Within the raw view, three keys are locked as reserved network and secret fields: RConPassword, RConPort, and RConIP. Because the panel does not currently provision or manage this file’s contents, you cannot yet set a working RCON password through this tab. To actually enable BattlEye RCON today, use the panel’s File Manager to create beserver_x64.cfg inside a battleye/ folder at your server root by hand, with your own RConPassword and RConPort values, and then turn on BattlEye anti-cheat under the Security group above, since RCON only works while BattlEye is enabled.

Note: battleye/beserver_x64.cfg is not created automatically; if it does not exist, that is expected, not a bug.

Note: RConPassword, RConPort, and RConIP are locked in this view; use the File Manager to set up BattlEye RCON manually for now.

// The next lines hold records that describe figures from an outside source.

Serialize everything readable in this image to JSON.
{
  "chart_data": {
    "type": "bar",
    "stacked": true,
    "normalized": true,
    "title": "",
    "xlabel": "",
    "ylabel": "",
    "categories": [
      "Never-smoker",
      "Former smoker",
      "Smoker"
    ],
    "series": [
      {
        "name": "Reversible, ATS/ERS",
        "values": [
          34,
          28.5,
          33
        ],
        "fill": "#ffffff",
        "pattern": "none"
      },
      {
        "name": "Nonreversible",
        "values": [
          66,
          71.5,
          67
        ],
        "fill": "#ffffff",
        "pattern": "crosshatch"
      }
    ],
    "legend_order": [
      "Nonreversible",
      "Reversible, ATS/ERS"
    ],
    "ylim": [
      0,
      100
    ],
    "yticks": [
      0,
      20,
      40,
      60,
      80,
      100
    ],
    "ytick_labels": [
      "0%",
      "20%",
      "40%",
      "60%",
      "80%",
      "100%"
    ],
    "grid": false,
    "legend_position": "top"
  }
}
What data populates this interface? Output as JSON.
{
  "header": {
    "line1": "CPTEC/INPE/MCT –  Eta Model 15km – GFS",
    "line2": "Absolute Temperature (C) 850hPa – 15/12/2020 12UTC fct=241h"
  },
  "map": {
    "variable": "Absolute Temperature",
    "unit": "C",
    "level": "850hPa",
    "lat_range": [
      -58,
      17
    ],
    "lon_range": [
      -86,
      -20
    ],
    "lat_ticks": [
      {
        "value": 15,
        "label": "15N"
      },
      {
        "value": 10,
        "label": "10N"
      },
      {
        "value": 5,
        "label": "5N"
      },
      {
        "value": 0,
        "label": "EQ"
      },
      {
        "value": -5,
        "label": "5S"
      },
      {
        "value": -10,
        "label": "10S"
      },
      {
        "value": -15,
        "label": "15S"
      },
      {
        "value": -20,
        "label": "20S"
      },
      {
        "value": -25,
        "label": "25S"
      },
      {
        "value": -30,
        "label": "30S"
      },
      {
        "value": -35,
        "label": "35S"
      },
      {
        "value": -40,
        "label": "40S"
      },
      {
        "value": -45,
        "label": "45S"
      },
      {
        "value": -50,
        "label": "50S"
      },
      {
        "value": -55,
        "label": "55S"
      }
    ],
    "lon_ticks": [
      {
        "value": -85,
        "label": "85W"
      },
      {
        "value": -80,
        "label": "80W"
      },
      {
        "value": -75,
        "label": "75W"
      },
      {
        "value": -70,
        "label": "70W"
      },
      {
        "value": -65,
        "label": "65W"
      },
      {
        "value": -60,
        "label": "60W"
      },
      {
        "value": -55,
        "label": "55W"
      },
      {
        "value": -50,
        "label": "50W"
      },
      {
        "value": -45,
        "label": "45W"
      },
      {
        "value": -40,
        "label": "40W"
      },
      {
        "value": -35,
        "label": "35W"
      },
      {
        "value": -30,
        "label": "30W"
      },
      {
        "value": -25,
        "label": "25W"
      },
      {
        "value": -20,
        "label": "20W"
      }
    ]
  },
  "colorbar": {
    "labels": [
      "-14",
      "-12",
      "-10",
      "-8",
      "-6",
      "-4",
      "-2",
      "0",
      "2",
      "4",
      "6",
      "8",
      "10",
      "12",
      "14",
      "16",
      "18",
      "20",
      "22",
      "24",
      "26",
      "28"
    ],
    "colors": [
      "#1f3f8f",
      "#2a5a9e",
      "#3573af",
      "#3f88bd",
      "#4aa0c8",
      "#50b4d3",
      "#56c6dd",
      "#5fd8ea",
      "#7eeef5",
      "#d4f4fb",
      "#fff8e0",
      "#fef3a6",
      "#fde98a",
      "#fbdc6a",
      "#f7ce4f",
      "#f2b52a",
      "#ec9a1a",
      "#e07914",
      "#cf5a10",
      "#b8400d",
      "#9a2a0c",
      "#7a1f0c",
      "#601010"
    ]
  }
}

When Changes Apply: Restart Required

Arma 3 reads server.cfg only when it starts. After saving changes in the Config Editor, nothing is live until the server reads the file again.

  1. Make your edits, or apply a preset
  2. Click Save changes; the editor writes only what changed and confirms how many settings it saved
  3. Restart the server from the console or power controls
  4. Watch the console to confirm the server comes back up cleanly

There is no hot-reload for any of these settings, including Security group changes like BattlEye or signature verification. If you change several settings, save them all first and do a single restart to bring everything in at once.

Note: Saving writes the file but does not apply the change; restart the server to load the new settings.

Putting It Together

The Arma 3 Config Editor turns server.cfg from a file you would otherwise hand-edit in SQF-style syntax into a grouped form: Identity, Players, Voting, Security, and Logging, each with plain-English explanations, validated input, and two presets that retune signature verification and BattlEye in a single save. Server password and max players stay locked here because the Startup tab already owns them, and BattlEye RCON is a raw, manually-set-up file for now since the egg does not provision it automatically. As a BETA feature it will keep expanding, but today it already covers the settings most Arma 3 operators touch most often, without the syntax errors that come from hand-editing SQF config files.